Estas novelas insisten en las mismas ideas sobre el divorcio que encontramos en otras obras de la segunda década del siglo XXI, como la película Historia de un matrimonio, la serie The Affair o el poemario El salto del ciervo, de Sharon Olds. Coinciden en que se trata de un proceso lento y problemático en que dos personas tienen que lidiar con la asunción de que la mirada que han compartido —o creído compartir— durante un tiempo era en realidad una ilusión óptica. Y en que la separación de una pareja nunca es cosa de dos. Toda historia es colectiva y todo matrimonio se expande en círculos concéntricos, sociales y políticos. No hay separación íntima que no implique tanto al individuo como a la comunidad.
Tal vez el primer tramo de todo divorcio consista en la renuncia a una piel que durante un tiempo ha sido casi propia y de pronto se vuelve ajena. Después llegan las otras etapas, no siempre en el mismo orden: negación, ira, negociación, tristeza, aceptación, el necesario olvido. Aunque no todos vayamos a experimentarlas en este dilatado presente pandémico, importa recordarlas ahora, cuando el deber de los gobiernos es diseñar fases de lo que han dado en llamar desescalada, mientras que el nuestro es hacerlas negociar con nuestras propias etapas personales, familiares y colectivas, para que el duelo por los muertos se complete con el duelo por todo lo demás que estamos perdiendo.

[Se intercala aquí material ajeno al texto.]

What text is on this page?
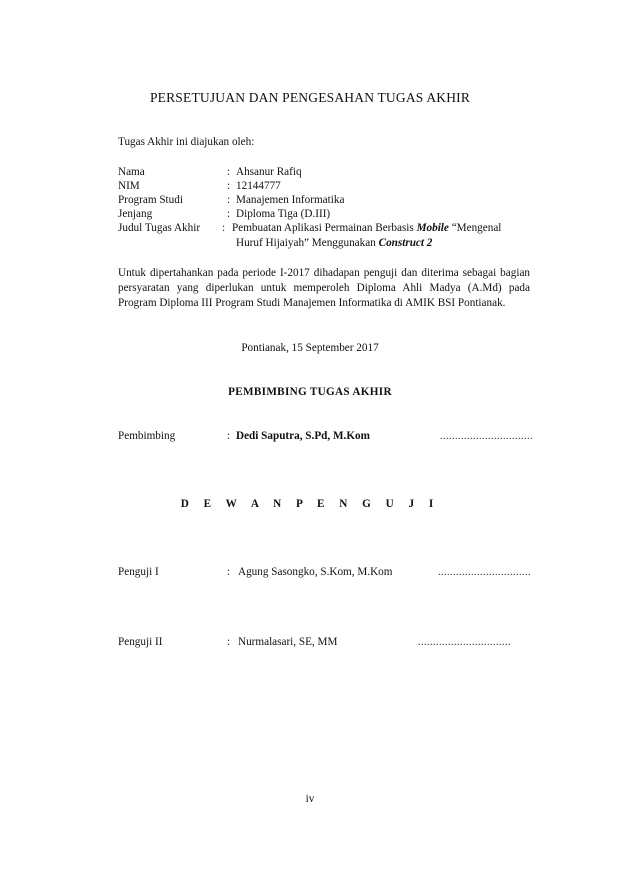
PERSETUJUAN DAN PENGESAHAN TUGAS AKHIR
Tugas Akhir ini diajukan oleh:
Nama	: Ahsanur Rafiq
NIM	: 12144777
Program Studi	: Manajemen Informatika
Jenjang	: Diploma Tiga (D.III)
Judul Tugas Akhir : Pembuatan Aplikasi Permainan Berbasis Mobile “Mengenal
Huruf Hijaiyah” Menggunakan Construct 2
Untuk dipertahankan pada periode I-2017 dihadapan penguji dan diterima sebagai bagian persyaratan yang diperlukan untuk memperoleh Diploma Ahli Madya (A.Md) pada Program Diploma III Program Studi Manajemen Informatika di AMIK BSI Pontianak.
Pontianak, 15 September 2017
PEMBIMBING TUGAS AKHIR
Pembimbing	: Dedi Saputra, S.Pd, M.Kom	...............................
D E W A N P E N G U J I
Penguji I	: Agung Sasongko, S.Kom, M.Kom	...............................
Penguji II	: Nurmalasari, SE, MM	...............................
iv
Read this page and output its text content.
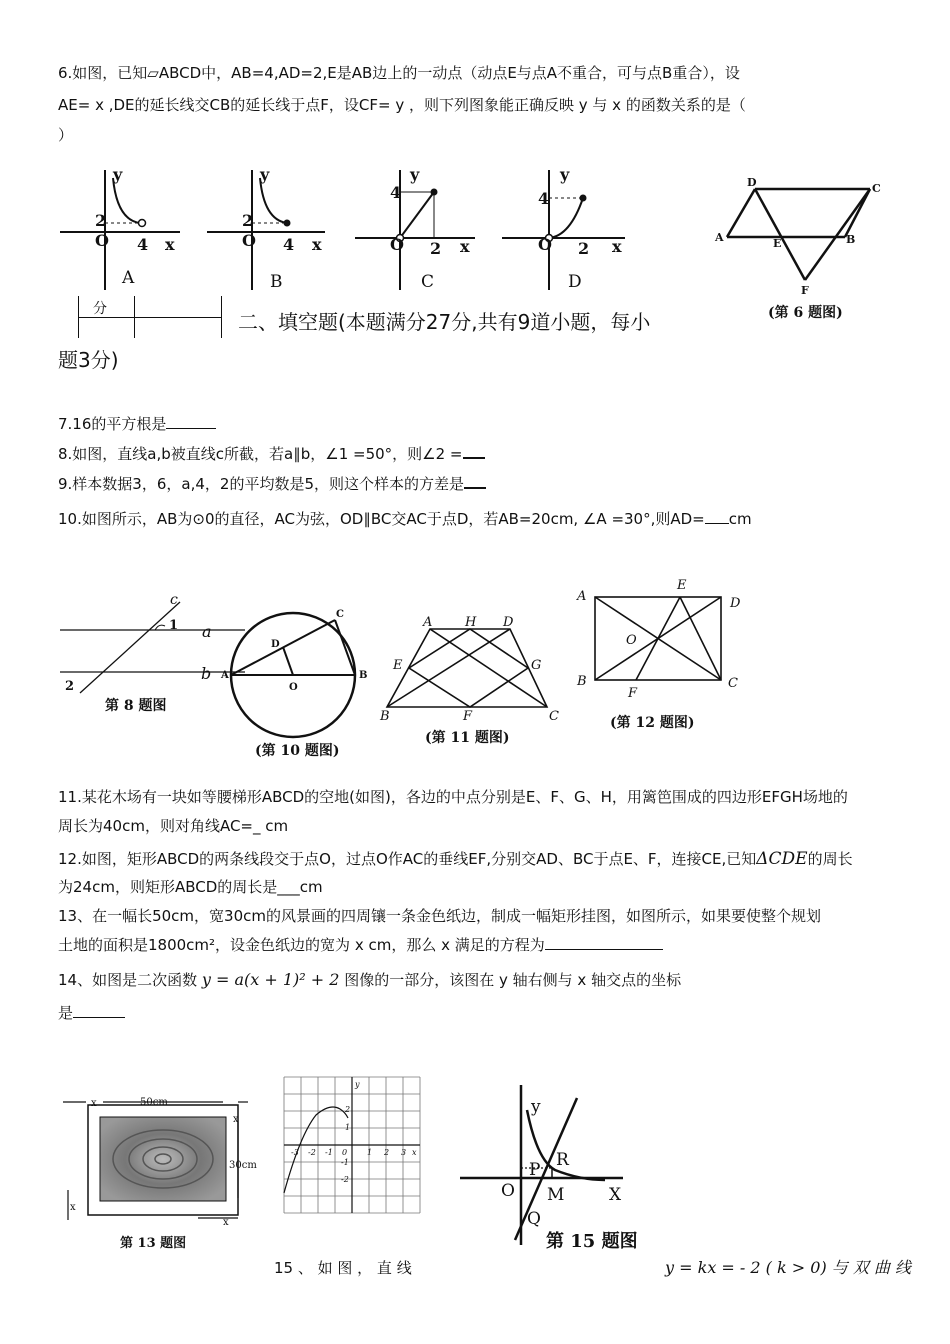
6.如图，已知▱ABCD中，AB=4,AD=2,E是AB边上的一动点（动点E与点A不重合，可与点B重合），设
AE= x ,DE的延长线交CB的延长线于点F，设CF= y ，则下列图象能正确反映 y 与 x 的函数关系的是（
）
y
x
2
4
O
y
x
2
4
O
y
x
4
2
O
y
x
4
2
O
A	B	C	D
D	C
A	E	B
F
(第 6 题图)
分
二、填空题(本题满分27分,共有9道小题，每小
题3分)
7.16的平方根是
8.如图，直线a,b被直线c所截，若a∥b，∠1 =50°，则∠2 =
9.样本数据3，6，a,4，2的平均数是5，则这个样本的方差是
10.如图所示，AB为⊙0的直径，AC为弦，OD∥BC交AC于点D，若AB=20cm, ∠A =30°,则AD= cm
c
a
b
1
2
第 8 题图
C
D
A
O
B
(第 10 题图)
A	H D
E	G
B	F	C
(第 11 题图)
A
E
D
O
B
F
C
(第 12 题图)
11.某花木场有一块如等腰梯形ABCD的空地(如图)，各边的中点分别是E、F、G、H，用篱笆围成的四边形EFGH场地的
周长为40cm，则对角线AC=_ cm
12.如图，矩形ABCD的两条线段交于点O，过点O作AC的垂线EF,分别交AD、BC于点E、F，连接CE,已知ΔCDE的周长
为24cm，则矩形ABCD的周长是___cm
13、在一幅长50cm，宽30cm的风景画的四周镶一条金色纸边，制成一幅矩形挂图，如图所示，如果要使整个规划
土地的面积是1800cm²，设金色纸边的宽为 x cm，那么 x 满足的方程为
14、如图是二次函数 y = a(x + 1)² + 2 图像的一部分，该图在 y 轴右侧与 x 轴交点的坐标
是
x	50cm
x
30cm
x
x
第 13 题图
-3 -2 -1 0 1 2 3 x
y
2
1
-1
-2
y
R
P
O M	X
Q
第 15 题图
15 、 如 图 ， 直 线	y = kx = - 2 ( k > 0) 与 双 曲 线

“Ser feliz, la nueva normalidad” es el título de uno de los capítulos de Happycracia. Cómo la ciencia y la industria de la felicidad controlan nuestras vidas, de Edgar Cabanas y Eva Illouz. En él leemos: “Adoptar una visión optimista hacia el mundo y hacia la propia vida se impone como requisito emocional para preservar una imagen de salud, adaptación y normalidad: si uno no es positivo es que algo (malo) le ocurre”.
Esa va a ser la tendencia general en los próximos meses: la creación de una ilusión óptica colectiva de avance económico, social y anímico. Ante ese supuesto consenso, nuestra mirada puede coincidir o discrepar.
Como escribió Cusk en A contraluz: “La realidad podría describirse como el eterno equilibrio entre positivo y negativo”. Un equilibrio siempre precario, como el que intentan alcanzar la política y la literatura o la psicología positiva y la realidad psicológica en el interior de cada uno de nosotros.